As I’m sat in Charlotte Douglas International Airport, waiting for my second flight to take me home to Heathrow, I have to wonder and reminisce what this past Fall term has given me.

And just as I’ve picked up my laptop to start writing, an ironic speaker voice states “Do not accept gifts from unknown persons”, with the fear of drugs or death as a lasting statement for America, because some may not have been taught to not take things from strangers… I can’t wait to arrive home for the Holidays. This blessed country has its ups and downs, but it’s not my England. I haven’t woken up to the songs of the starlings in my back garden, or the smell of that crisp winter air, whilst all the foliage is frozen in time. The American South gives some other consequences, ideas of the American dream – everyone can make it, and yet there is the souring coldness from racial and sexual tensions that I have experienced. It’s not the country I love, which though just as imperfect as America, I find a truer democracy in.

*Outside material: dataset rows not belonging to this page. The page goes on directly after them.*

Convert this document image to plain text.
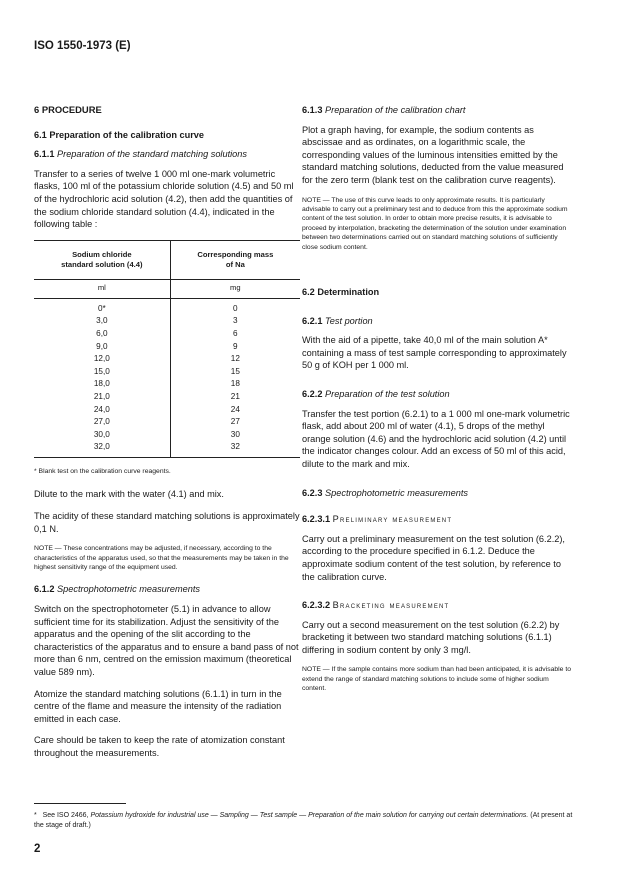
ISO 1550-1973 (E)
6 PROCEDURE
6.1 Preparation of the calibration curve
6.1.1 Preparation of the standard matching solutions

Transfer to a series of twelve 1 000 ml one-mark volumetric flasks, 100 ml of the potassium chloride solution (4.5) and 50 ml of the hydrochloric acid solution (4.2), then add the quantities of the sodium chloride standard solution (4.4), indicated in the following table :

Sodium chloride standard solution (4.4)	Corresponding mass of Na
ml	mg
0*	0
3,0	3
6,0	6
9,0	9
12,0	12
15,0	15
18,0	18
21,0	21
24,0	24
27,0	27
30,0	30
32,0	32
* Blank test on the calibration curve reagents.

Dilute to the mark with the water (4.1) and mix.

The acidity of these standard matching solutions is approximately 0,1 N.

NOTE — These concentrations may be adjusted, if necessary, according to the characteristics of the apparatus used, so that the measurements may be taken in the highest sensitivity range of the equipment used.
6.1.2 Spectrophotometric measurements

Switch on the spectrophotometer (5.1) in advance to allow sufficient time for its stabilization. Adjust the sensitivity of the apparatus and the opening of the slit according to the characteristics of the apparatus and to ensure a band pass of not more than 6 nm, centred on the emission maximum (theoretical value 589 nm).

Atomize the standard matching solutions (6.1.1) in turn in the centre of the flame and measure the intensity of the radiation emitted in each case.

Care should be taken to keep the rate of atomization constant throughout the measurements.

6.1.3 Preparation of the calibration chart

Plot a graph having, for example, the sodium contents as abscissae and as ordinates, on a logarithmic scale, the corresponding values of the luminous intensities emitted by the standard matching solutions, deducted from the value measured for the zero term (blank test on the calibration curve reagents).

NOTE — The use of this curve leads to only approximate results. It is particularly advisable to carry out a preliminary test and to deduce from this the approximate sodium content of the test solution. In order to obtain more precise results, it is advisable to proceed by interpolation, bracketing the determination of the solution under examination between two determinations carried out on standard matching solutions of sufficiently close sodium content.
6.2 Determination
6.2.1 Test portion

With the aid of a pipette, take 40,0 ml of the main solution A* containing a mass of test sample corresponding to approximately 50 g of KOH per 1 000 ml.

6.2.2 Preparation of the test solution

Transfer the test portion (6.2.1) to a 1 000 ml one-mark volumetric flask, add about 200 ml of water (4.1), 5 drops of the methyl orange solution (4.6) and the hydrochloric acid solution (4.2) until the indicator changes colour. Add an excess of 50 ml of this acid, dilute to the mark and mix.

6.2.3 Spectrophotometric measurements
6.2.3.1 Preliminary measurement

Carry out a preliminary measurement on the test solution (6.2.2), according to the procedure specified in 6.1.2. Deduce the approximate sodium content of the test solution, by reference to the calibration curve.

6.2.3.2 Bracketing measurement

Carry out a second measurement on the test solution (6.2.2) by bracketing it between two standard matching solutions (6.1.1) differing in sodium content by only 3 mg/l.

NOTE — If the sample contains more sodium than had been anticipated, it is advisable to extend the range of standard matching solutions to include some of higher sodium content.
* See ISO 2466, Potassium hydroxide for industrial use — Sampling — Test sample — Preparation of the main solution for carrying out certain determinations. (At present at the stage of draft.)
2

Christmas this year will be a different one, you always grow out of presents when you become a teenager; the art of giving has its own satisfaction. Yet, for me, Christmas really is about seeing the people I love this year. 4 months without the people closest to me, and even longer without some others, as me and my friends are now scouring the globe to find ourselves and our ambitions have taken us to multiple places – I can’t wait to be surrounded by them all.

My anxiety leading up to this day has been tremendous, sleepless nights for the past week have resulted in my having been awake for 24 hours now. I’ve had the shakes, and even thought I was going to throw up my nerves. 4 months of being out of the loop, not being able to look them in the face or cuddle up with my dogs. The countless times I’ve laid awake in bed, imagining one curled up in front of me and the other behind my legs, as a coping mechanism to get myself to sleep when homesickness has really hit.

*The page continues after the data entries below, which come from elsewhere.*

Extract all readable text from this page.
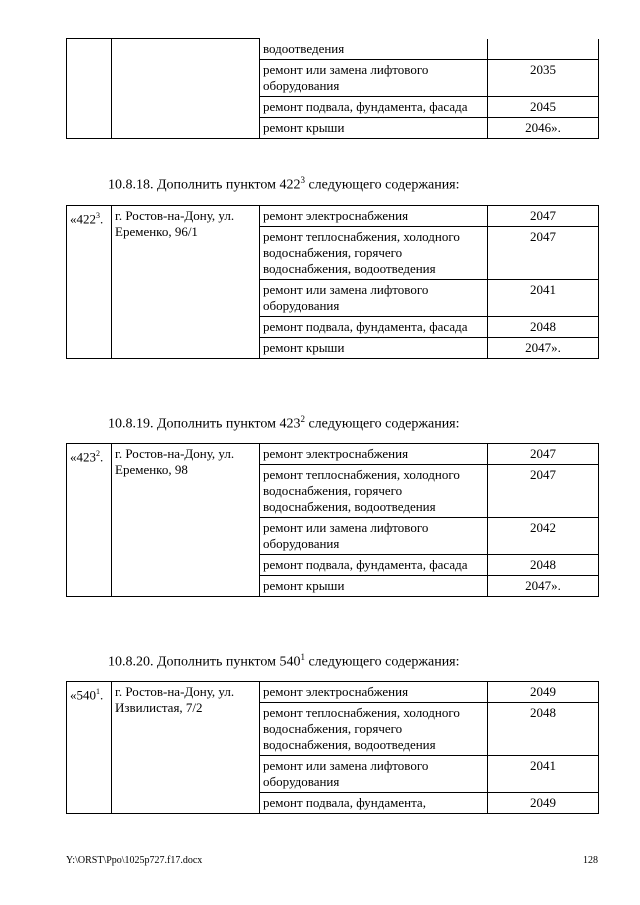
		водоотведения	
		ремонт или замена лифтового оборудования	2035
		ремонт подвала, фундамента, фасада	2045
		ремонт крыши	2046».
10.8.18. Дополнить пунктом $422^3$ следующего содержания:
«$422^3$.	г. Ростов-на-Дону, ул. Еременко, 96/1	ремонт электроснабжения	2047
		ремонт теплоснабжения, холодного водоснабжения, горячего водоснабжения, водоотведения	2047
		ремонт или замена лифтового оборудования	2041
		ремонт подвала, фундамента, фасада	2048
		ремонт крыши	2047».
10.8.19. Дополнить пунктом $423^2$ следующего содержания:
«$423^2$.	г. Ростов-на-Дону, ул. Еременко, 98	ремонт электроснабжения	2047
		ремонт теплоснабжения, холодного водоснабжения, горячего водоснабжения, водоотведения	2047
		ремонт или замена лифтового оборудования	2042
		ремонт подвала, фундамента, фасада	2048
		ремонт крыши	2047».
10.8.20. Дополнить пунктом $540^1$ следующего содержания:
«$540^1$.	г. Ростов-на-Дону, ул. Извилистая, 7/2	ремонт электроснабжения	2049
		ремонт теплоснабжения, холодного водоснабжения, горячего водоснабжения, водоотведения	2048
		ремонт или замена лифтового оборудования	2041
		ремонт подвала, фундамента,	2049
Y:\ORST\Ppo\1025p727.f17.docx	128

It’s hard. Being away from your family, especially a large and extended one like mine is hard. I’ve always had their protection, their support. Here I’ve been totally isolated from that comfort. But I’ve also made friends that I’ll keep for life, and I’ve learned a greater independence than I thought I ever could.

…Despite the fact I’m about to turn into a 21-year-old infant, pining for my Mother’s every attention as soon as we touch down on British soil.